After years of working for Sodexo, John brings home $8.05 an hour, visits charities weekly to put food on the table for his children and says the only sign of appreciation he sees from management are star stickers.
Mike, another Sodexo employee at Binghamton University, who works a different position, makes slightly more after the same number of years — $9.50 an hour. This year he’s hoping to be able to “do Christmas for the kids” without having to worry about how he’ll pay for it in January, but he knows there are workers worse off.
To protect their identities, workers were granted anonymity and are referred to by pseudonyms.
Both workers say the only reason they’ve stayed with the company this long is because of the free healthcare it provided for its employees in the most recent contract, which expired in August. But according to both John and Mike, who made $12,000 and $15,000 last year, respectively, negotiators from Sodexo are calling for workers to pay for a quarter of their health insurance in the new contract.
“Our biggest thing with this contract, and I know everybody else agrees, we’re not greedy,” Mike said. “We want what’s fair.”
Sodexo Inc.’s Web site states that the company is the “leading provider of intergrated food and facilities management services in the U.S., Canada and Mexico,” and that for the fiscal year of 2007 the company brought in $7.3 billion in annual revenue.
According to Paul Kerns, general manager for Sodexo at BU, the contract covers full-time and part-time food service workers, excluding students, clerical workers and management staff. Since that contract’s expiration, Kerns has sat down with one member of the Sodexo Labor Relations Team, a union representative from UniteHERE (Hotel Employees Restaurant Employees) local 471 and a committee of at least seven workers to negotiate the terms of the new contract.
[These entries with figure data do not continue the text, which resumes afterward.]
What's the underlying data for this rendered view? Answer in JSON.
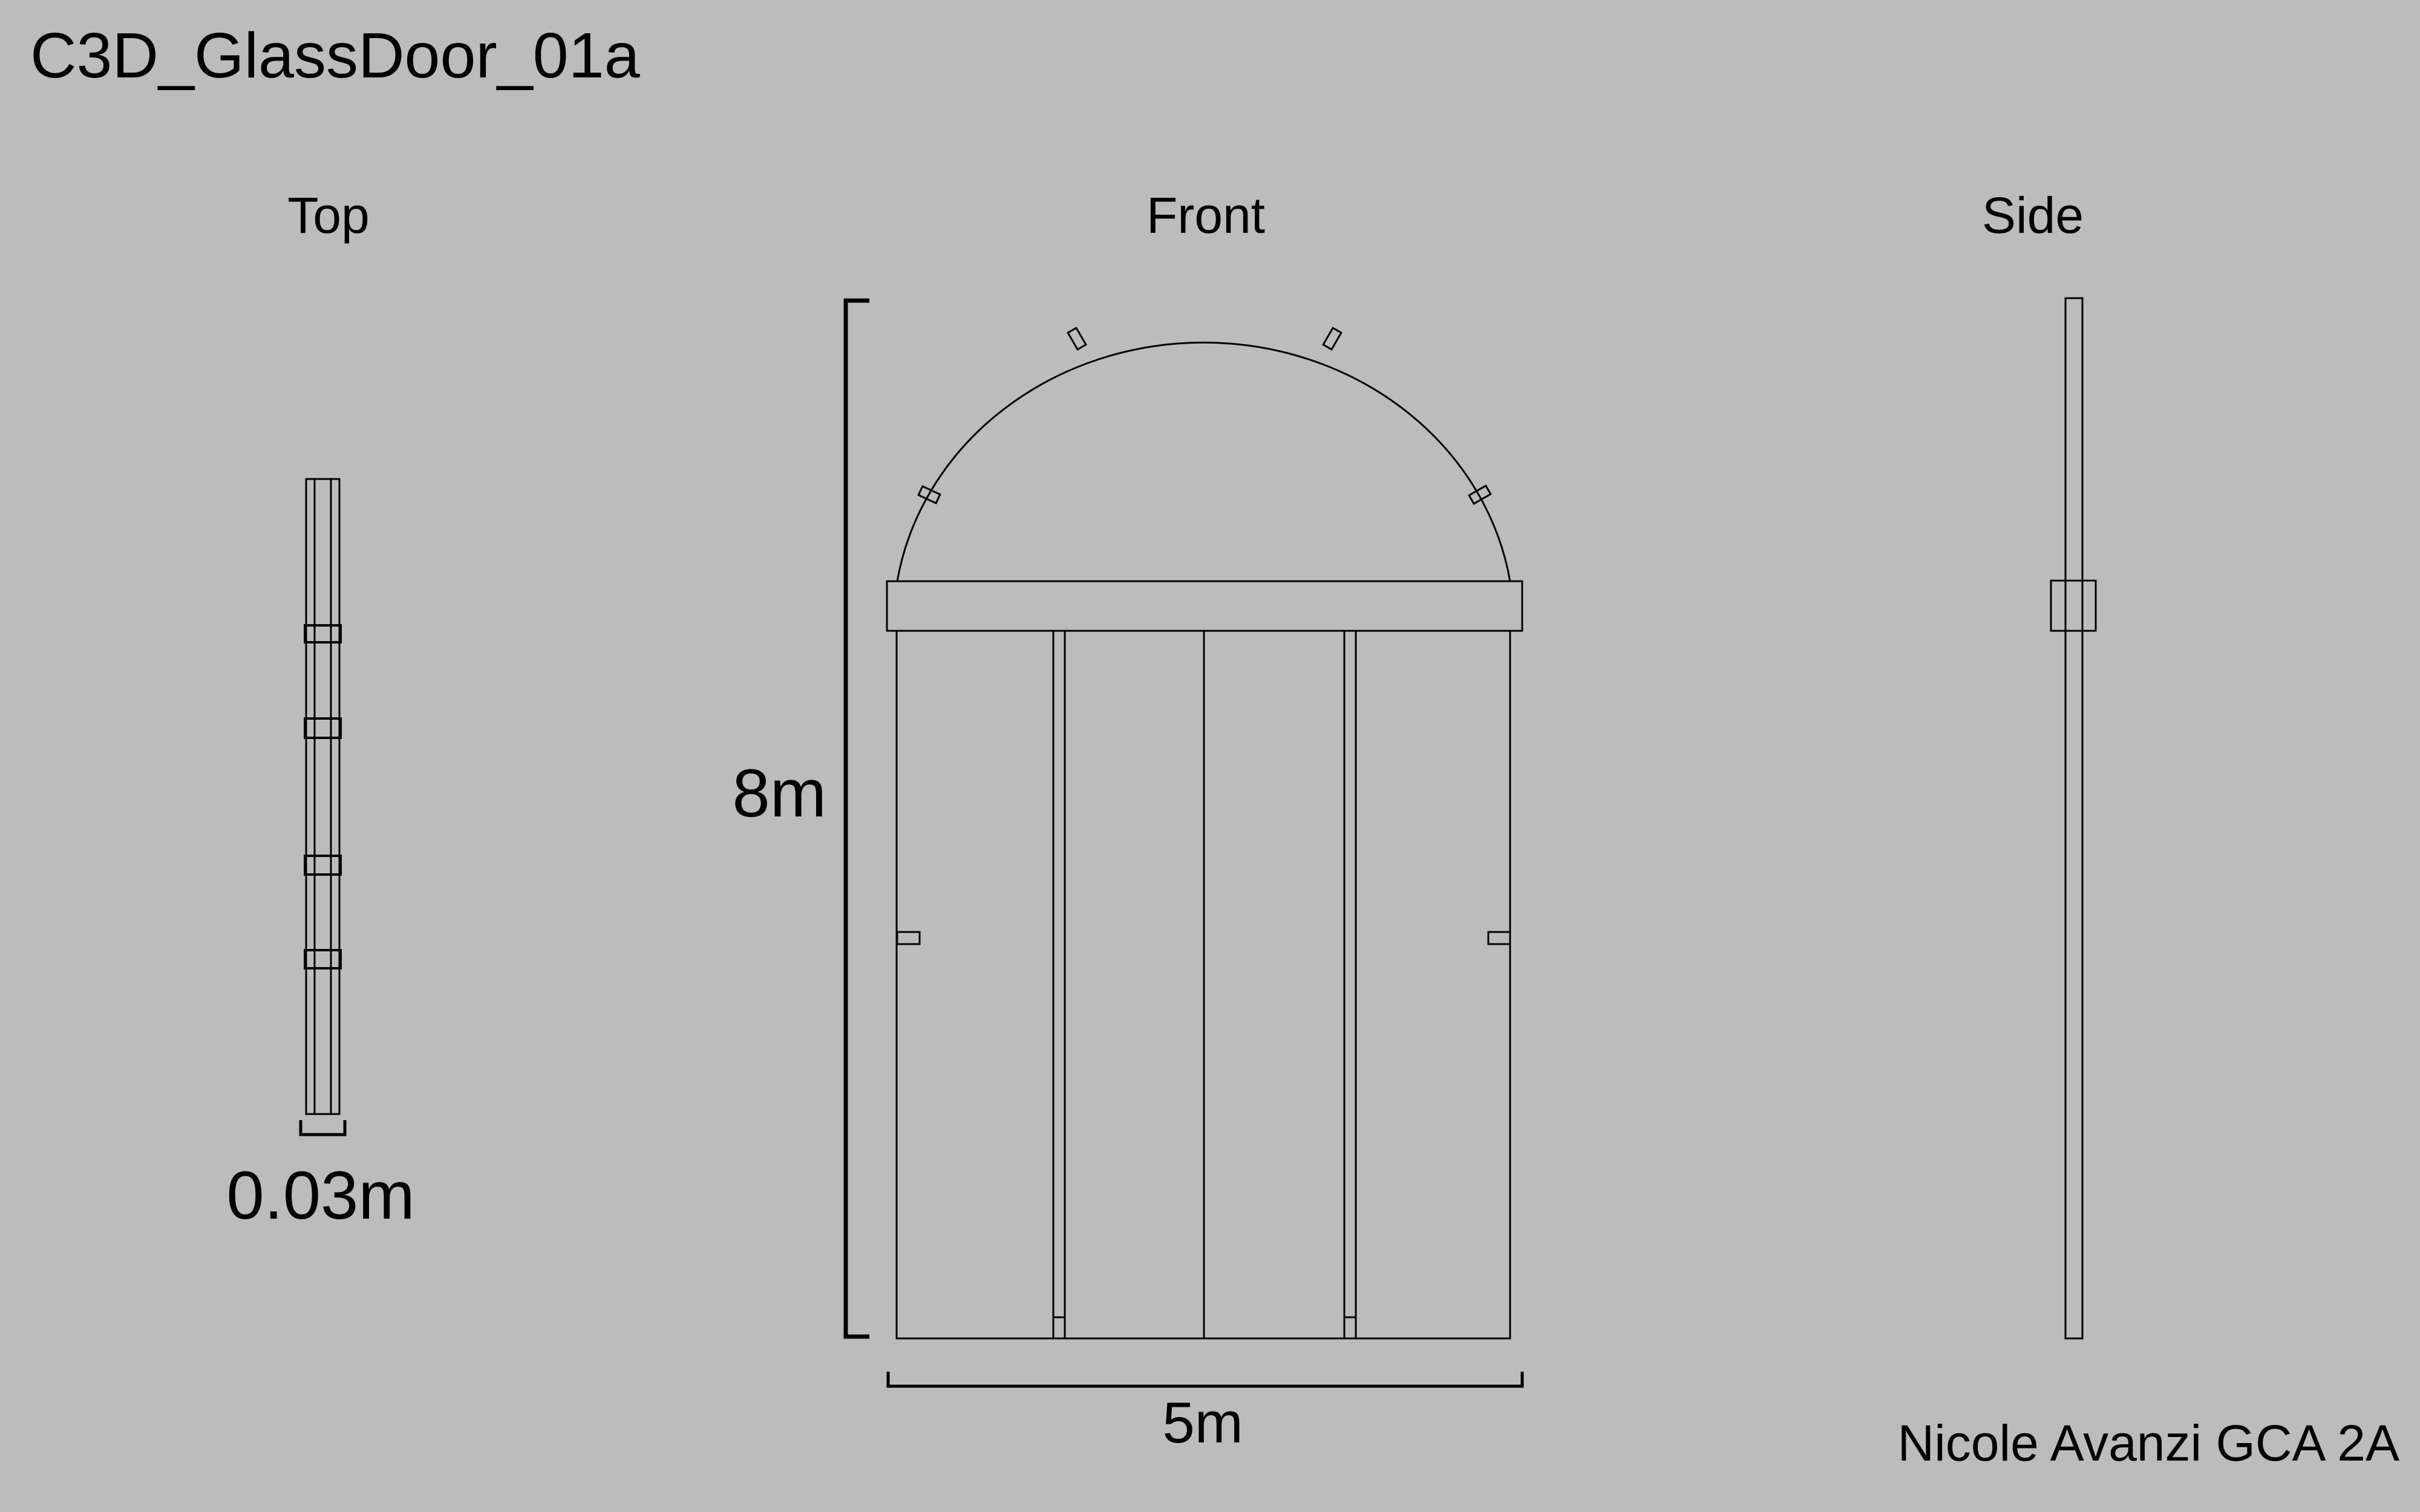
{
  "title": "C3D_GlassDoor_01a",
  "views": {
    "top": "Top",
    "front": "Front",
    "side": "Side"
  },
  "dimensions": {
    "height": "8m",
    "width": "5m",
    "depth": "0.03m"
  },
  "credit": "Nicole Avanzi GCA 2A",
  "colors": {
    "background": "#BCBCBC",
    "line": "#000000"
  }
}
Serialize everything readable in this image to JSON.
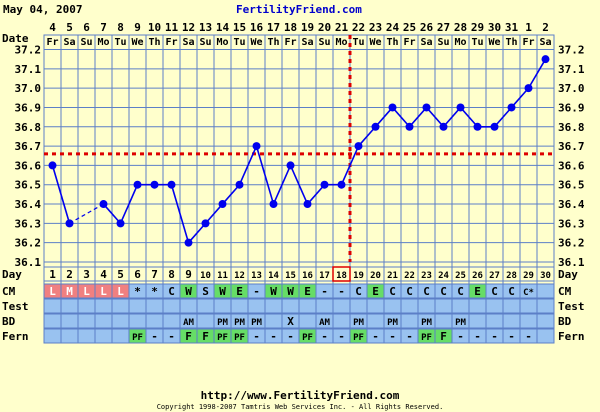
{
  "header": {
    "date": "May 04, 2007",
    "site": "FertilityFriend.com"
  },
  "footer": {
    "url": "http://www.FertilityFriend.com",
    "copyright": "Copyright 1998-2007 Tamtris Web Services Inc. - All Rights Reserved."
  },
  "row_labels": {
    "date": "Date",
    "day": "Day",
    "cm": "CM",
    "test": "Test",
    "bd": "BD",
    "fern": "Fern"
  },
  "chart_data": {
    "type": "line",
    "dates": [
      "4",
      "5",
      "6",
      "7",
      "8",
      "9",
      "10",
      "11",
      "12",
      "13",
      "14",
      "15",
      "16",
      "17",
      "18",
      "19",
      "20",
      "21",
      "22",
      "23",
      "24",
      "25",
      "26",
      "27",
      "28",
      "29",
      "30",
      "31",
      "1",
      "2"
    ],
    "weekdays": [
      "Fr",
      "Sa",
      "Su",
      "Mo",
      "Tu",
      "We",
      "Th",
      "Fr",
      "Sa",
      "Su",
      "Mo",
      "Tu",
      "We",
      "Th",
      "Fr",
      "Sa",
      "Su",
      "Mo",
      "Tu",
      "We",
      "Th",
      "Fr",
      "Sa",
      "Su",
      "Mo",
      "Tu",
      "We",
      "Th",
      "Fr",
      "Sa"
    ],
    "days": [
      1,
      2,
      3,
      4,
      5,
      6,
      7,
      8,
      9,
      10,
      11,
      12,
      13,
      14,
      15,
      16,
      17,
      18,
      19,
      20,
      21,
      22,
      23,
      24,
      25,
      26,
      27,
      28,
      29,
      30
    ],
    "temps": [
      36.6,
      36.3,
      null,
      36.4,
      36.3,
      36.5,
      36.5,
      36.5,
      36.2,
      36.3,
      36.4,
      36.5,
      36.7,
      36.4,
      36.6,
      36.4,
      36.5,
      36.5,
      36.7,
      36.8,
      36.9,
      36.8,
      36.9,
      36.8,
      36.9,
      36.8,
      36.8,
      36.9,
      37.0,
      37.15
    ],
    "dashed_gap": [
      2,
      4
    ],
    "y_ticks": [
      "36.1",
      "36.2",
      "36.3",
      "36.4",
      "36.5",
      "36.6",
      "36.7",
      "36.8",
      "36.9",
      "37.0",
      "37.1",
      "37.2"
    ],
    "ylim": [
      36.1,
      37.2
    ],
    "coverline": 36.66,
    "ovulation_day": 18,
    "cm": [
      "L",
      "M",
      "L",
      "L",
      "L",
      "*",
      "*",
      "C",
      "W",
      "S",
      "W",
      "E",
      "-",
      "W",
      "W",
      "E",
      "-",
      "-",
      "C",
      "E",
      "C",
      "C",
      "C",
      "C",
      "C",
      "E",
      "C",
      "C",
      "C*",
      ""
    ],
    "test": [
      "",
      "",
      "",
      "",
      "",
      "",
      "",
      "",
      "",
      "",
      "",
      "",
      "",
      "",
      "",
      "",
      "",
      "",
      "",
      "",
      "",
      "",
      "",
      "",
      "",
      "",
      "",
      "",
      "",
      ""
    ],
    "bd": [
      "",
      "",
      "",
      "",
      "",
      "",
      "",
      "",
      "AM",
      "",
      "PM",
      "PM",
      "PM",
      "",
      "X",
      "",
      "AM",
      "",
      "PM",
      "",
      "PM",
      "",
      "PM",
      "",
      "PM",
      "",
      "",
      "",
      "",
      ""
    ],
    "fern": [
      "",
      "",
      "",
      "",
      "",
      "PF",
      "-",
      "-",
      "F",
      "F",
      "PF",
      "PF",
      "-",
      "-",
      "-",
      "PF",
      "-",
      "-",
      "PF",
      "-",
      "-",
      "-",
      "PF",
      "F",
      "-",
      "-",
      "-",
      "-",
      "-",
      ""
    ],
    "colors": {
      "background": "#ffffcc",
      "plot_bg": "#ffffcc",
      "grid": "#5c7fc7",
      "line": "#0000ee",
      "coverline": "#dd0000",
      "cell_blue": "#99c2f0",
      "cm_red": "#f08080",
      "green": "#66dd66",
      "text_blue": "#000099",
      "day_bg": "#ffffcc"
    }
  }
}
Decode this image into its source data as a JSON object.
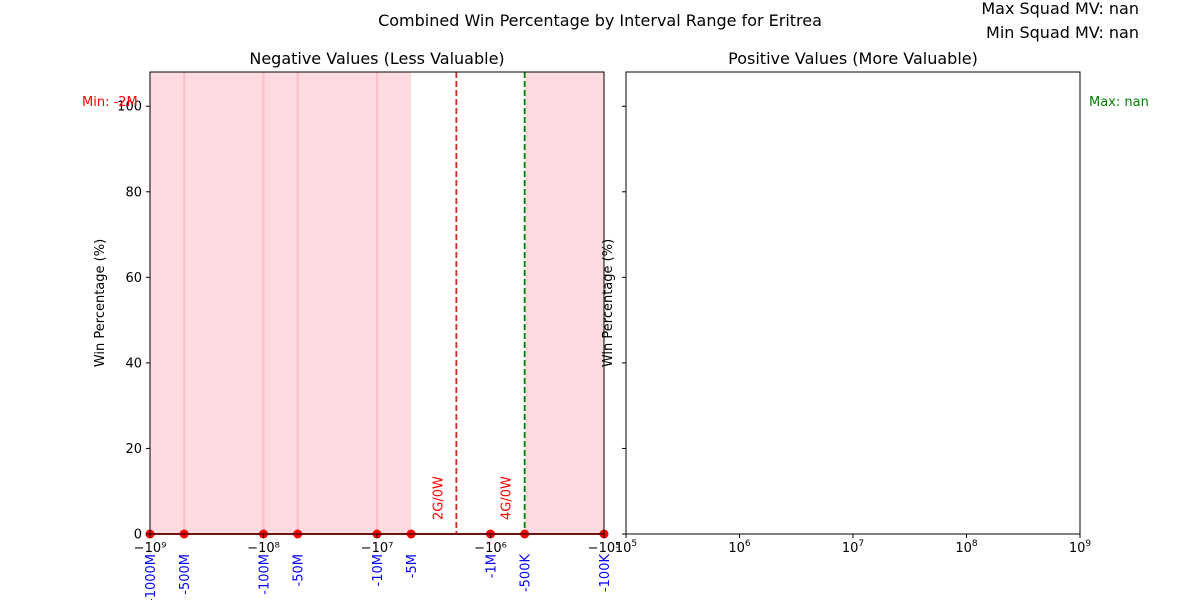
{
  "figure": {
    "suptitle": "Combined Win Percentage by Interval Range for Eritrea",
    "info_max": "Max Squad MV: nan",
    "info_min": "Min Squad MV: nan"
  },
  "colors": {
    "shade": "#ffb6c1",
    "marker": "#ff0000",
    "red_line": "#d62728",
    "green_line": "#008000",
    "tick_label_blue": "#0000ff",
    "annotation_red": "#ff0000",
    "annotation_green": "#008000"
  },
  "chart_data": [
    {
      "type": "scatter",
      "title": "Negative Values (Less Valuable)",
      "ylabel": "Win Percentage (%)",
      "xscale": "symlog (negative)",
      "xlim": [
        -1000000000,
        -100000
      ],
      "ylim": [
        0,
        108
      ],
      "yticks": [
        0,
        20,
        40,
        60,
        80,
        100
      ],
      "xticks_major": [
        {
          "value": -1000000000,
          "label": "−10⁹"
        },
        {
          "value": -100000000,
          "label": "−10⁸"
        },
        {
          "value": -10000000,
          "label": "−10⁷"
        },
        {
          "value": -1000000,
          "label": "−10⁶"
        },
        {
          "value": -100000,
          "label": "−10⁵"
        }
      ],
      "interval_labels": [
        {
          "value": -1000000000,
          "label": "-1000M"
        },
        {
          "value": -500000000,
          "label": "-500M"
        },
        {
          "value": -100000000,
          "label": "-100M"
        },
        {
          "value": -50000000,
          "label": "-50M"
        },
        {
          "value": -10000000,
          "label": "-10M"
        },
        {
          "value": -5000000,
          "label": "-5M"
        },
        {
          "value": -1000000,
          "label": "-1M"
        },
        {
          "value": -500000,
          "label": "-500K"
        },
        {
          "value": -100000,
          "label": "-100K"
        }
      ],
      "shaded_ranges": [
        [
          -1000000000,
          -5000000
        ],
        [
          -500000,
          -100000
        ]
      ],
      "interval_lines": [
        -500000000,
        -100000000,
        -50000000,
        -10000000
      ],
      "points": [
        {
          "x": -1000000000,
          "y": 0
        },
        {
          "x": -500000000,
          "y": 0
        },
        {
          "x": -100000000,
          "y": 0
        },
        {
          "x": -50000000,
          "y": 0
        },
        {
          "x": -10000000,
          "y": 0
        },
        {
          "x": -5000000,
          "y": 0
        },
        {
          "x": -1000000,
          "y": 0
        },
        {
          "x": -500000,
          "y": 0
        },
        {
          "x": -100000,
          "y": 0
        }
      ],
      "vlines": [
        {
          "x": -2000000,
          "color": "red_line",
          "annotation": "2G/0W"
        },
        {
          "x": -500000,
          "color": "green_line",
          "annotation": "4G/0W"
        }
      ],
      "side_annotation": "Min: -2M"
    },
    {
      "type": "scatter",
      "title": "Positive Values (More Valuable)",
      "ylabel": "Win Percentage (%)",
      "xscale": "log",
      "xlim": [
        100000,
        1000000000
      ],
      "ylim": [
        0,
        108
      ],
      "xticks_major": [
        {
          "value": 100000,
          "base": "10",
          "exp": "5"
        },
        {
          "value": 1000000,
          "base": "10",
          "exp": "6"
        },
        {
          "value": 10000000,
          "base": "10",
          "exp": "7"
        },
        {
          "value": 100000000,
          "base": "10",
          "exp": "8"
        },
        {
          "value": 1000000000,
          "base": "10",
          "exp": "9"
        }
      ],
      "points": [],
      "side_annotation": "Max: nan"
    }
  ]
}
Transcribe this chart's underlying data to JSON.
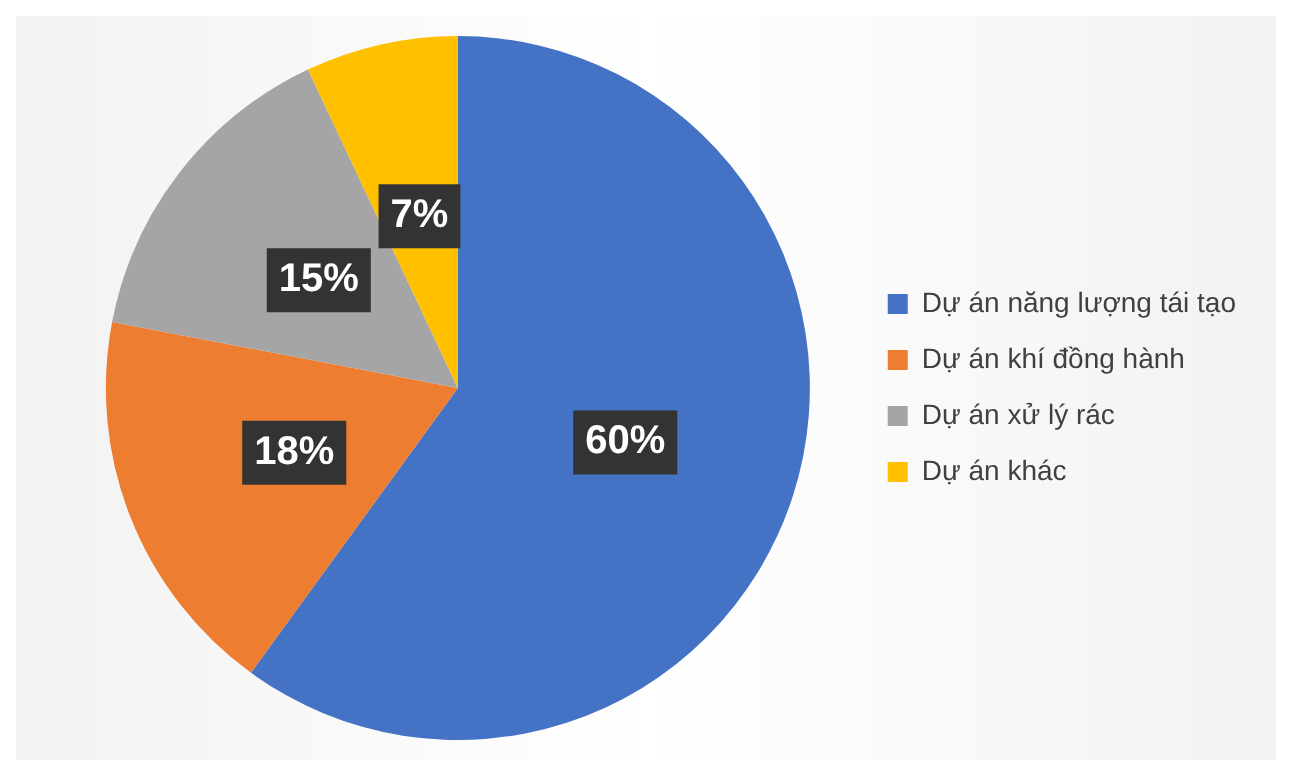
{
  "chart_data": {
    "type": "pie",
    "categories": [
      "Dự án năng lượng tái tạo",
      "Dự án khí đồng hành",
      "Dự án xử lý rác",
      "Dự án khác"
    ],
    "values": [
      60,
      18,
      15,
      7
    ],
    "colors": [
      "#4472c4",
      "#ed7d31",
      "#a5a5a5",
      "#ffc000"
    ],
    "value_labels": [
      "60%",
      "18%",
      "15%",
      "7%"
    ],
    "legend": "right"
  }
}
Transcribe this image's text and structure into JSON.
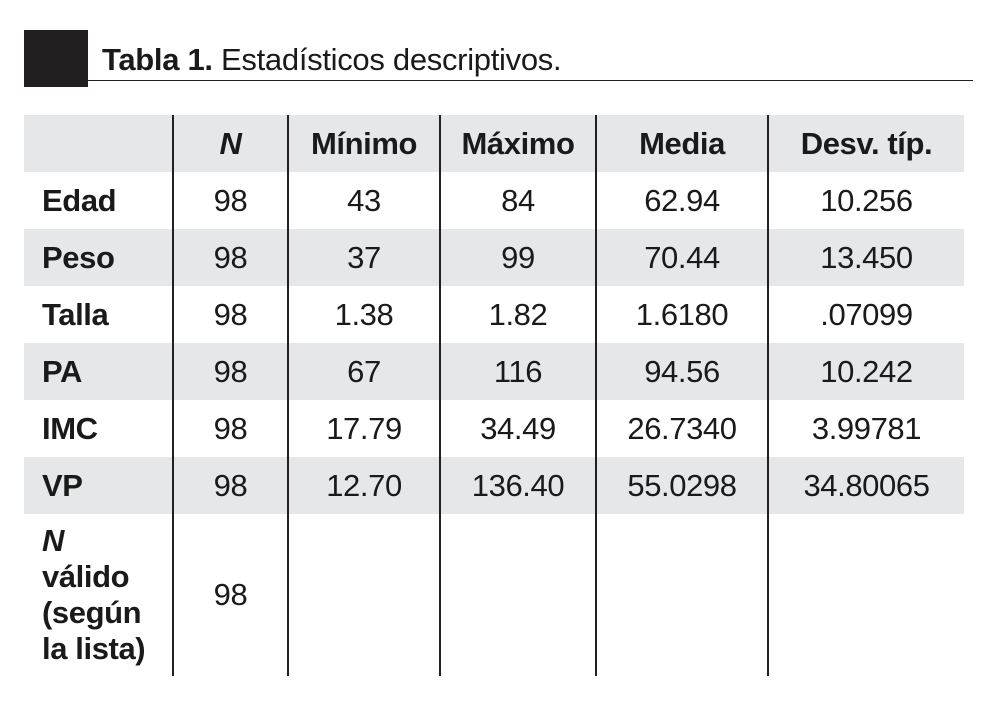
{
  "title": {
    "label": "Tabla 1.",
    "text": " Estadísticos descriptivos."
  },
  "table": {
    "headers": [
      "",
      "N",
      "Mínimo",
      "Máximo",
      "Media",
      "Desv. típ."
    ],
    "rows": [
      {
        "label": "Edad",
        "n": "98",
        "min": "43",
        "max": "84",
        "mean": "62.94",
        "sd": "10.256"
      },
      {
        "label": "Peso",
        "n": "98",
        "min": "37",
        "max": "99",
        "mean": "70.44",
        "sd": "13.450"
      },
      {
        "label": "Talla",
        "n": "98",
        "min": "1.38",
        "max": "1.82",
        "mean": "1.6180",
        "sd": ".07099"
      },
      {
        "label": "PA",
        "n": "98",
        "min": "67",
        "max": "116",
        "mean": "94.56",
        "sd": "10.242"
      },
      {
        "label": "IMC",
        "n": "98",
        "min": "17.79",
        "max": "34.49",
        "mean": "26.7340",
        "sd": "3.99781"
      },
      {
        "label": "VP",
        "n": "98",
        "min": "12.70",
        "max": "136.40",
        "mean": "55.0298",
        "sd": "34.80065"
      }
    ],
    "last_row": {
      "label_n": "N",
      "label_rest": [
        "válido",
        "(según",
        "la lista)"
      ],
      "n": "98"
    }
  }
}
An extension of the old contract has been agreed upon in the interim, but either party can back out given 20 days notice.
“Right now we’re in the middle of negotiations,” he said, adding that he couldn’t confirm whether or not Sodexo was pushing to cut healthcare because the negotiations are ongoing. “I think both sides are bargaining as they should be.”
Kerns said that workers covered by the expired contract are paid between $7.15 and $9.50 an hour.
But the bargaining has been at a standstill for the last month or so, according to John, who said that committee members told constituents the negotiations keep getting pushed. Workers on the committee told John that negotiations were initially set for early September, but were put on hold until late October by Sodexo’s representatives because no agreement could be reached on the health care conditions.
Negotiations were delayed again after the Sodexo labor representative canceled plans to meet Oct. 27 and 28 because he was sick, and are now set for Nov. 19, John was informed.
The consistent delay in negotiations could be a tactic to scare workers away from rebellion, Mike said.
“It could go to strike, and the sad thing is if we go to negotiations this next time in November, three weeks from then campus closes for Christmas vacation,” he said. “That’s going to scare the hell out of these employees in here, ones that I know would have a hard time getting by.”
Aside from securing free health care for the next three years, the span a new contract will cover, Mike and John both said workers also want a fair wage — the former has seen $1.50 increase in his wage since he first signed on with Sodexo.
“We’re doing the same job that a state worker would do in here before they [BU officials] contracted it out, why don’t we deserve at least fair treatment?” Mike said.
At least 65 to 70 percent of Sodexo workers at BU visit local charities and soup kitchens to feed themselves or their families, John said.
Worse than the tangible conditions of his labor is the treatment he receives from higher-ups, Mike said, citing specific times when he worked multiple tasks at one time because the company was short-staffed.
At times in his career with Sodexo Mike has gone back and forth between two dining halls because other workers had called in sick.
“The sick thing is I didn’t even get a thank you from my management,” he said. “That’s sad … Treat me like an equal, talk to me like an adult.”
Instead, the company uses a sticker system to reward workers, Mike said. After an employee receives a certain number of stickers, he or she can purchase a prize, like a boom box.
Still, Kerns said the negotiations are just something that happens every three years, and Sodexo doesn’t let them to get in between management and staff.
“We just try to stay focused on taking care of students, faculty and staff,” he said. “We’re really proud of the people that work for us.”
The University is partially at fault too, according to Mike, who blamed officials for allowing such negotiations to take place.
BU spokeswoman Gail Glover said that the University plays no part in the bargaining process.
“The negotiations are between the Sodexo and their employees,” she said. “The University does not have any role in the negotiations nor is it privy to any of the discussion.”
Students on campus have drafted a petition to support Sodexo workers in their fight for a living wage, and to raise awareness, according to Ben Elliott, a senior majoring in international finance. Members of the Binghamton Political Initiative, along with students outside the organization, have garnered at least 1500 signatures in the past three weeks.